Wednesday, February 9, 2011

Crowdsource-a-Mole: Adventures in Digital Archives

The Finnish National Library, like many other libraries, museums and archives around the world, is working to digitise some of their collections to make them more accessible and easily searchable. The trouble is that having a human being manually translate documents into a digital format would take a phenomenally long time, whereas computers and scanners don't have the capacity to evaluate whether what they have reproduced digitally makes sense. The vast digital collection therefore includes mistakes and anomalies, and fixing them can be time-consuming.

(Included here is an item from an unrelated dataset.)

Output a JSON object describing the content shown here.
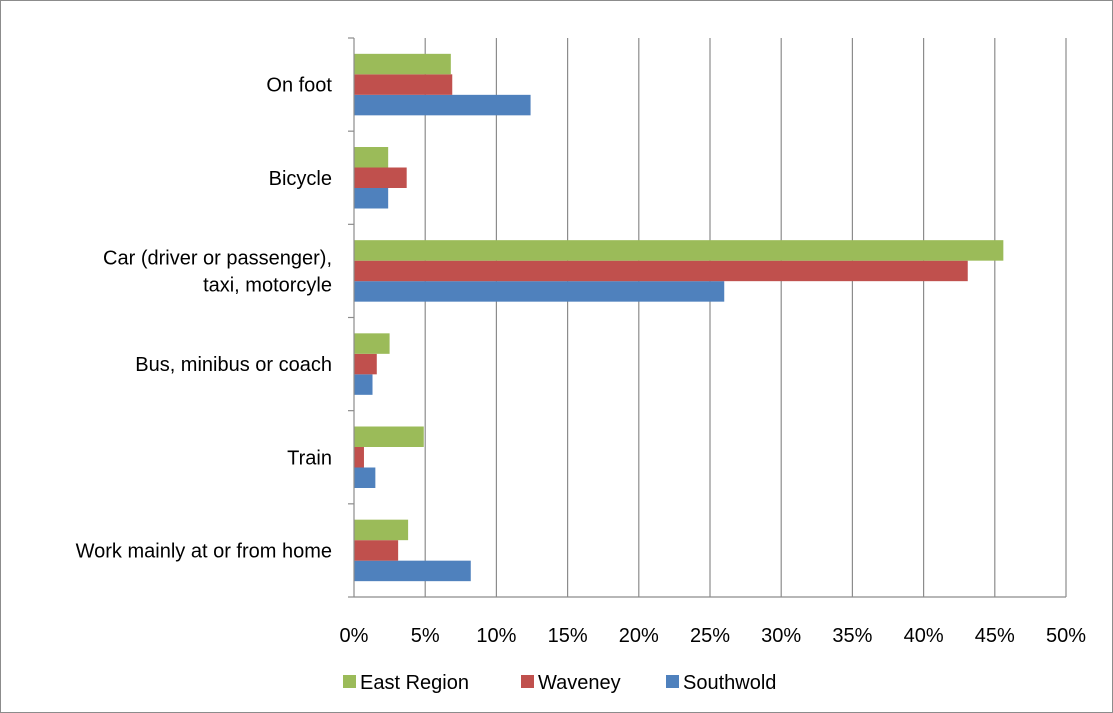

The library has joined forces with IT company Microtask to split the proofreading process into more managable smaller tasks, and turned to crowdsourcing to get the job done. They have developed the "thinking person's Angry Birds", two mole-themed games that gives the player single words from the collection to interpret: in one version the player has to identify whether the scanned word in an old typeface has been accurately reproduced digitally, and in another the player sees the original word and provides an accurate digitisation of it. You don't need to understand Finnish or Swedish to play, as you are basically making sure the letters in one font match the other. The games can be played here: the box on the right hand side tells you what material the words you're working on have been drawn from.

This is really very cool, and great news for all the procrastinators out there. Now you can play a quick little game and contribute to Humanities research at the same time!

(p.s. Thank you to Lise for drawing this to my attention!)

1 comment:

  1. That's also how Google's rekaptcha works as well! It transcribes a word and checks that you aren't a computer at the same time. So cool!